Ötesi; Burak için ‘sözde’ tepki gösterenler, Berkin’in evini basmaya ‘Tekbir’ getirerek gitmeye kalkıyor, polis gözetiminde geri dönüyorlar.
Biliyoruz, bu ülke tarihi tekbirli katliamları unutmadı. Hepsinde önde polis, arkada faşistler yürüdü.
Hepsinin arkasında ‘devlet’ vardı.
Burak’ın öldürülmesinden de ‘devlet’ sorumlu, Berkin’in öldürülmesinden de.
Berkin’in cenazesine gidenleri ‘Nekrofil’ olmakla suçlayan AKP’li eski bakan, hükümet üyeleri, en ufak bir üzüntü belirtmeyen başbakan sorumlu.
Evet, Burak’ı polis vurmadı.
Ama o bölgede elektrikler kesildiyse, olaydan saatler önce Ömer Adıyaman adlı bir gazeteci Okmeydanı’nda böyle bir provokasyonun olacağını bilebiliyorsa, CHP Lideri günler öncesinden provokasyon uyarısı yapmışsa; demek ki Burak ‘tesadüfen’ ölmedi.
Şu açık bir gerçek ki; Erdoğan artık iktidarı bırakmamak uğruna her şeyi göze aldı. Laik-dindar, Alevi- Sünni gibi şimdilik iki önemli fay hattını tetikleyerek, giderek daralan etrafındaki çemberi genişletmeye çalışıyor. HDP’ye yönelik organize saldırıların arkasında da hükümetin olduğu açık. Günler öncesinden sosyal medyadan örgütlenen saldırılar AKP tarafından engellenemiyorsa, bundan bir yarar umuluyor demektir.
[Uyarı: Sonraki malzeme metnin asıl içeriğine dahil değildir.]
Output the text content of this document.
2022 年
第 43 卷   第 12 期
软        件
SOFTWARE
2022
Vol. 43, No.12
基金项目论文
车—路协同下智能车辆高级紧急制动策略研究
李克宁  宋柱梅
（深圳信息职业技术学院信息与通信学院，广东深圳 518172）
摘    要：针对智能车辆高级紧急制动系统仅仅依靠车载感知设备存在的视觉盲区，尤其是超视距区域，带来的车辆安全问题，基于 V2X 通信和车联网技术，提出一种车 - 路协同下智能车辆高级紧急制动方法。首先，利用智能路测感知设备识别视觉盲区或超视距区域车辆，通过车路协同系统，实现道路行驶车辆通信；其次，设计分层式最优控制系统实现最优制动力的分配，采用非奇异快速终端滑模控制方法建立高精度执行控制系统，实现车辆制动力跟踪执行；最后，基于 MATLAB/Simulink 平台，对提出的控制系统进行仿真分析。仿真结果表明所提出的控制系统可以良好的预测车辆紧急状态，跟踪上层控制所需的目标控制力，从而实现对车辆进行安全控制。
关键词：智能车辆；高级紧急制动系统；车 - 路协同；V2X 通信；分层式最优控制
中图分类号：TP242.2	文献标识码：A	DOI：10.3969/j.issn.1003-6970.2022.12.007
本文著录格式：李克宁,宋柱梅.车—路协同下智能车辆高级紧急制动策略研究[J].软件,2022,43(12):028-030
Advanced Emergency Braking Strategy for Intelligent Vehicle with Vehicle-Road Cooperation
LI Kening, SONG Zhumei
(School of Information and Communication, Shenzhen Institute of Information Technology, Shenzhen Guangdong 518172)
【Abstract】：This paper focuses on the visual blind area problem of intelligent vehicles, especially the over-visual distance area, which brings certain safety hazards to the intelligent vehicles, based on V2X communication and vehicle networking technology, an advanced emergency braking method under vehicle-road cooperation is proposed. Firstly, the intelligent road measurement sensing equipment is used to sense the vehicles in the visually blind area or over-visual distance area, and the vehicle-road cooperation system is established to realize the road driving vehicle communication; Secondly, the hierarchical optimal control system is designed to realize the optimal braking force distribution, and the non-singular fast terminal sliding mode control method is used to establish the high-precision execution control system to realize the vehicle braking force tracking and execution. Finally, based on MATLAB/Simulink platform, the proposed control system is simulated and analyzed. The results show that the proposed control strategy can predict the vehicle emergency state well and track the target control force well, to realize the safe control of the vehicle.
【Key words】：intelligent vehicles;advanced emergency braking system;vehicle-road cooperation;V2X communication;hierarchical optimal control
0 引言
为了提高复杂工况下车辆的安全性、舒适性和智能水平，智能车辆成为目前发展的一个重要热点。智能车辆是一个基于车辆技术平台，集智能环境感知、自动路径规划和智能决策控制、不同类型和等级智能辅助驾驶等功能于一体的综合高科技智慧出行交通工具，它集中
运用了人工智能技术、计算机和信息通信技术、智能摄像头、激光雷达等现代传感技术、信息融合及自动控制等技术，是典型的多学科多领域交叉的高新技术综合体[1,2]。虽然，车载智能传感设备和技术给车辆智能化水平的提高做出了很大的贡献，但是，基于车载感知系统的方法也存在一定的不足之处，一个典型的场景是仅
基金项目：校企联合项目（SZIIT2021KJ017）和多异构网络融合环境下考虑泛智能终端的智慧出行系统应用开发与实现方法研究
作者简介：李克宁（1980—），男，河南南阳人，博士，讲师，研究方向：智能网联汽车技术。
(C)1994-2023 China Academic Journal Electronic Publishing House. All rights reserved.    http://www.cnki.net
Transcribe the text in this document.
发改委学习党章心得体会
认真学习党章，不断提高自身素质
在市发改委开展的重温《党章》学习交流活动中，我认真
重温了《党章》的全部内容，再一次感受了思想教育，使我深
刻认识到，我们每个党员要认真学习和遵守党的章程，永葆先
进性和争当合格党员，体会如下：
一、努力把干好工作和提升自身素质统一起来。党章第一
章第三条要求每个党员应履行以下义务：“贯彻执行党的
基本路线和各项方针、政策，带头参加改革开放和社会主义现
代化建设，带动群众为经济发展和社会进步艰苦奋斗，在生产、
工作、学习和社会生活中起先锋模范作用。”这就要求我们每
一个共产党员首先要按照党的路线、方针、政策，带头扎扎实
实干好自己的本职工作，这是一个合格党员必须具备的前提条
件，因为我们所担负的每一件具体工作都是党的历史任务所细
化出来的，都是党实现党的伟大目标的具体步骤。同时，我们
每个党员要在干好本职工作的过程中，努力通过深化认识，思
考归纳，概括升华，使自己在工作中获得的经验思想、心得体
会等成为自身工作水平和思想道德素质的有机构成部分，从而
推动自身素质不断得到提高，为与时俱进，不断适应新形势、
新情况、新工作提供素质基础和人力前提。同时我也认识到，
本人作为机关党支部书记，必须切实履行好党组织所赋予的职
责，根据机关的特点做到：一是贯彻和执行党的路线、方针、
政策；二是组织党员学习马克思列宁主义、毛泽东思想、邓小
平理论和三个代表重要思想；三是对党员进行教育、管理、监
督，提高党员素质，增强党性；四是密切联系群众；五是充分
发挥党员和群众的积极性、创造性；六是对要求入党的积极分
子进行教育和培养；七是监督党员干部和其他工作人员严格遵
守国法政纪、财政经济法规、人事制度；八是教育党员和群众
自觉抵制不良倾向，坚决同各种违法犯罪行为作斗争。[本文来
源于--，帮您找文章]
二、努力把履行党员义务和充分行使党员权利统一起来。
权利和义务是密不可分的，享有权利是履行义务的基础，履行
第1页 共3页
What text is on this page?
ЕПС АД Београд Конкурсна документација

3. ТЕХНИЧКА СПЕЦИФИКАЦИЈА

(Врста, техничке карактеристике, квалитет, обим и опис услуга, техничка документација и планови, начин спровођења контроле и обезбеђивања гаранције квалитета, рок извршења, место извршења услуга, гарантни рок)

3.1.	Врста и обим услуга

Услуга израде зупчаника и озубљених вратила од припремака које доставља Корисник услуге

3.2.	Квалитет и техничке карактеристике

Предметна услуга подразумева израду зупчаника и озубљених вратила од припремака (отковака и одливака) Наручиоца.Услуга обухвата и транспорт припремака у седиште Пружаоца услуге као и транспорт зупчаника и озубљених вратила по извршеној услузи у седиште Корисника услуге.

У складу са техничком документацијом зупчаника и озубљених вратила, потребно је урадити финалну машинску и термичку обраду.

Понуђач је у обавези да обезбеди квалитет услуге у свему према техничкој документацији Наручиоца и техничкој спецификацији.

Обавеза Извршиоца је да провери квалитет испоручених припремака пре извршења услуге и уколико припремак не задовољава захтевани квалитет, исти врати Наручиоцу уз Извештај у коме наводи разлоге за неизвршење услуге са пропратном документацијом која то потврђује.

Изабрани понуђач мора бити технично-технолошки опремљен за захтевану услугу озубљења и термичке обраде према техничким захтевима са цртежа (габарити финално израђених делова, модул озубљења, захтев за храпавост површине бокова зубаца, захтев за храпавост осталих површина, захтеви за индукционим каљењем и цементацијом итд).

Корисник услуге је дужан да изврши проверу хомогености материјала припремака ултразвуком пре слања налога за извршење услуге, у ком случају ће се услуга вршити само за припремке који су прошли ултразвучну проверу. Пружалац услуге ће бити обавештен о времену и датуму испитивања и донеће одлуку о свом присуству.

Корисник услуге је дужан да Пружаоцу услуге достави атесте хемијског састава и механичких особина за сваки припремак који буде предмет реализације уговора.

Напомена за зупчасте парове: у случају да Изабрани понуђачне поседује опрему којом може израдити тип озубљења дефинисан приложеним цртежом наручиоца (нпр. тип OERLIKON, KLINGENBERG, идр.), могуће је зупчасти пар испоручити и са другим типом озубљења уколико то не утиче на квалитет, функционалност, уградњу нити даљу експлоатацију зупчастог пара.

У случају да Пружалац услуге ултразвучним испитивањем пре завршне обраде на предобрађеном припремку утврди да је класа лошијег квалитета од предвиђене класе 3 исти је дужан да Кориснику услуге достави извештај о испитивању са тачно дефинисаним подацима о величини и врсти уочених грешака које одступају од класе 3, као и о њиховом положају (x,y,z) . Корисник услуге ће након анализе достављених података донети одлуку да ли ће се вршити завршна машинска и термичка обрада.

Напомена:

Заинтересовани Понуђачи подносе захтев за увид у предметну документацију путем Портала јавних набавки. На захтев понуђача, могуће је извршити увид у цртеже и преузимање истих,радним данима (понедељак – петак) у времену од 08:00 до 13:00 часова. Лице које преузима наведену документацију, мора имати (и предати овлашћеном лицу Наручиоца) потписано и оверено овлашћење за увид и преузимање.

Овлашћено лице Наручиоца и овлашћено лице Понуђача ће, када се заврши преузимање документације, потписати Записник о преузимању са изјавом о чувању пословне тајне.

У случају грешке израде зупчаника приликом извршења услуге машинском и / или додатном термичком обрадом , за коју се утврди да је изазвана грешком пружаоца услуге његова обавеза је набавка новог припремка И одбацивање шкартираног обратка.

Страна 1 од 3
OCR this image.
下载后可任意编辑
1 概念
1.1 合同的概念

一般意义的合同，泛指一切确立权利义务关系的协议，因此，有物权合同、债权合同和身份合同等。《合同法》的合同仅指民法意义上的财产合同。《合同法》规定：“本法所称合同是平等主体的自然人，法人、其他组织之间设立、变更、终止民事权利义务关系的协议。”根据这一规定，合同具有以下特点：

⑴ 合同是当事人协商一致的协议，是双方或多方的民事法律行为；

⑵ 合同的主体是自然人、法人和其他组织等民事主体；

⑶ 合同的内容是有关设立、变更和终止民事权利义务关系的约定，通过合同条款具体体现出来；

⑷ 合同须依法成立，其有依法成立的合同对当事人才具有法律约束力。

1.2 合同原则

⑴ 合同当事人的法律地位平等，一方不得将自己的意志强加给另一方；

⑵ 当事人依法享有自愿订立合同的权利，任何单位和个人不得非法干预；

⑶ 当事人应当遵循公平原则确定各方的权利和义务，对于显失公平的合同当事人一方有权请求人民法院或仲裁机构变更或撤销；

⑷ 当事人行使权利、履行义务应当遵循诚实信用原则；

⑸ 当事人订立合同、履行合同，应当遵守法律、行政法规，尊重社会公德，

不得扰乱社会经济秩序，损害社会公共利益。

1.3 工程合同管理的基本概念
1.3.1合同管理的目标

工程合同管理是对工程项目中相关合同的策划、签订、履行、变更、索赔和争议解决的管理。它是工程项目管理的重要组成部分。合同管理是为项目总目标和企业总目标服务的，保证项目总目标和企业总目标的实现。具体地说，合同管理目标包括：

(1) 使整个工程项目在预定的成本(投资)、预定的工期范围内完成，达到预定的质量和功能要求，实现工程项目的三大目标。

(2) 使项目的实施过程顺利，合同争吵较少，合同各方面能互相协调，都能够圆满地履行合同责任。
Erdoğan, düşüş eğrisini tekrar yukarı çekebilmek için toplumu kutuplaştırma ve hatta çatıştırma gibi tehlikeli bir yola saptı. Yolsuzluk, rüşvet ve beraberinde bir dizi suç iddiasının ortaya çıkması, anlaşılan Erdoğan’a tek çare bıraktı. Eğer sandıktan yüksek bir oyla çıkarsa, ‘öteki’lerin hesabını görecek; iddialarla ilgili yargılanmaktan, hesap vermekten de kurtulacak. Öyle sanıyor.
Erdoğan daha ötesini de göze almış olabilir. Çıkacak bir kaos ortamı, OHAL’e gerekçe yapılacak; müthiş bir baskı yaratılarak, her sandığın başına polis-asker dikilecek ve seçim sonuçları kontrol altına alınmış olacak. Bu yöntem yıllarca Kürtlere yapılmıştı.
Nitekim İzmir’de, Ankara’da, İstanbul’da kısmi OHAL kararları alması, bu lokal örneklerin nihai hedefini gösteren önemli olgular.
Ancak bu çok tehlikeli bir oyun. Ve AKP, zaten şu kısa zamanda uzun bir kanlı tarih yazdı. AKP döneminde polis ve asker şiddetiyle ölen çocuk sayısı; Berkin’le birlikte 185 oldu. Roboski’de 35 kişi katledildi. ‘Gezi’de 8 genç öldü. Bunların faillerinin neredeyse tamamı cezasız kaldı.
Umarım AKP’li vekiller ve hükümet üyeleri daha fazla cenazeyi taşımaya ‘biat’ etmezler.